A B-2 stealth bomber crashed at an air base on Guam but both pilots ejected safely and were in good condition, the Air Force said. Thick black smoke could be seen billowing from the wreckage at Andersen Air Force Base, said Geanne Ward, a resident in the northern village of Yigo who was on the base visiting her husband. The aircraft was completely destroyed, a hull loss valued at US$1.4 billion.

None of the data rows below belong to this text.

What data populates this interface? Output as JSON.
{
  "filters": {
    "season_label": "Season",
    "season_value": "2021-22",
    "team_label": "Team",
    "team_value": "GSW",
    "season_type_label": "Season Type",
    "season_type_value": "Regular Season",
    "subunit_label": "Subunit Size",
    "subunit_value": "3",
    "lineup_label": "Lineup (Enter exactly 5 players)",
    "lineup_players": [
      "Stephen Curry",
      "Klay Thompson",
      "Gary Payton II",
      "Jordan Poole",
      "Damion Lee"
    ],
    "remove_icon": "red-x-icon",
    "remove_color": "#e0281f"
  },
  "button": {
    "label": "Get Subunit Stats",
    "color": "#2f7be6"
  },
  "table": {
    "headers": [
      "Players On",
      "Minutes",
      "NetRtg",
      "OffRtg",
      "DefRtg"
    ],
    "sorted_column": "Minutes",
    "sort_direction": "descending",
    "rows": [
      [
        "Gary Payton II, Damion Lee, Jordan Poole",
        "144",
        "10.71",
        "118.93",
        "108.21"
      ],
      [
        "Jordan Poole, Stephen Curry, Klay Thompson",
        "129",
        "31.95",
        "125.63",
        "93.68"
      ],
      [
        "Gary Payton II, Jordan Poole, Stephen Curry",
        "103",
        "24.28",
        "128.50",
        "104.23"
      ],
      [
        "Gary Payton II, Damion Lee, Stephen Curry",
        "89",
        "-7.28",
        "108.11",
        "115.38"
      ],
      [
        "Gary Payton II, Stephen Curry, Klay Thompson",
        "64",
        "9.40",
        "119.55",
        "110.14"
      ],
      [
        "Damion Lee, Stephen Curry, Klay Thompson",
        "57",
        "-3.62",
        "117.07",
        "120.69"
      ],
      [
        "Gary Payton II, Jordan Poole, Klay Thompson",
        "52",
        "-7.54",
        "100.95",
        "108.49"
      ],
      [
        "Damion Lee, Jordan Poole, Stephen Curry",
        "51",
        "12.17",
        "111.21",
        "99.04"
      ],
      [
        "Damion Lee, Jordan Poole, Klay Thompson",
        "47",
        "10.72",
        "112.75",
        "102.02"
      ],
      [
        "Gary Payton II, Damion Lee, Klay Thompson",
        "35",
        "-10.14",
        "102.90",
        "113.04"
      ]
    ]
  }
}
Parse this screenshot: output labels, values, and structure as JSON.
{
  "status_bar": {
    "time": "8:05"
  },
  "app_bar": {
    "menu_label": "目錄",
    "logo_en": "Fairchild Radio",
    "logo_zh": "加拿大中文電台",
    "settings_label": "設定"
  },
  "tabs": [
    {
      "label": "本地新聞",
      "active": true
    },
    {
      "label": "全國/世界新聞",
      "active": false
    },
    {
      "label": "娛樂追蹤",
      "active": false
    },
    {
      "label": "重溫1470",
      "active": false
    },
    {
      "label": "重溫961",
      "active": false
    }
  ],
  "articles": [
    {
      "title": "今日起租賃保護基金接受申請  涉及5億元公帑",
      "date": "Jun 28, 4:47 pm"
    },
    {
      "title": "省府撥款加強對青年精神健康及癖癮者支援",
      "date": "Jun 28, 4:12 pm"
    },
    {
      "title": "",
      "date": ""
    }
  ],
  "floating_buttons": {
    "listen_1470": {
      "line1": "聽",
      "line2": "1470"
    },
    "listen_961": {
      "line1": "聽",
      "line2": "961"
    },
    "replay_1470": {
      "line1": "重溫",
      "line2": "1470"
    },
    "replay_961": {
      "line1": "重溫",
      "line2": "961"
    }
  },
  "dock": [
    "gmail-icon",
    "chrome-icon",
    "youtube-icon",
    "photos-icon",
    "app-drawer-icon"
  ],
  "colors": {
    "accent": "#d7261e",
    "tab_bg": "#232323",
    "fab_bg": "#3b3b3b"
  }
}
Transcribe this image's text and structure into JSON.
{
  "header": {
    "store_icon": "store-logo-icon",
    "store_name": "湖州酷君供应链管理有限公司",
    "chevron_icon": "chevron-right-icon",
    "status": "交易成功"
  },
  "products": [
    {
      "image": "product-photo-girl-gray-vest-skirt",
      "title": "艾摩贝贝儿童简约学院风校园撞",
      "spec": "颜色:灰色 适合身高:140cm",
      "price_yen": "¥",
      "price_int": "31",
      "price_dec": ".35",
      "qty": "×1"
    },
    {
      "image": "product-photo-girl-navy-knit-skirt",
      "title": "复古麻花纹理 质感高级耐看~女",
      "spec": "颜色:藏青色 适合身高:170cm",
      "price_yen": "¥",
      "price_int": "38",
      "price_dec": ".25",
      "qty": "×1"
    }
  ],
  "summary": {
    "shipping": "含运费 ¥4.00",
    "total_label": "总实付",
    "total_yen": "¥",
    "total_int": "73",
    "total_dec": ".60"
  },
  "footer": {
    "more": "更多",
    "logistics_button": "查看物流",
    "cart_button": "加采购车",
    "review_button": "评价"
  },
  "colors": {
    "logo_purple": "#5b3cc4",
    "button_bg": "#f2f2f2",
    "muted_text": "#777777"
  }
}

The Northrop (later Northrop Grumman) B-2 Spirit, also known as the Stealth Bomber, is an American heavy penetration strategic bomber, featuring low observable stealth technology designed for penetrating dense anti-aircraft defenses; it is a flying wing design with a crew of two. The bomber can deploy both conventional and thermonuclear weapons, such as eighty 500 lb (230 kg)-class (Mk 82) JDAM Global Positioning System-guided bombs, or sixteen 2,400 lb (1,100 kg) B83 nuclear bombs. The B-2 is the only acknowledged aircraft that can carry large air-to-surface standoff weapons in a stealth configuration.

Each B-2 bomber costs about $1.2 billion to build.

The B-2 bomber can evade most radar signals making it difficult for defensive systems to detect, track and attack. It has a range of 6,000 nautical miles (9,600 kilometers) without refueling. The B-2 bombers have been used for missions in Afghanistan, Iraq and Serbia.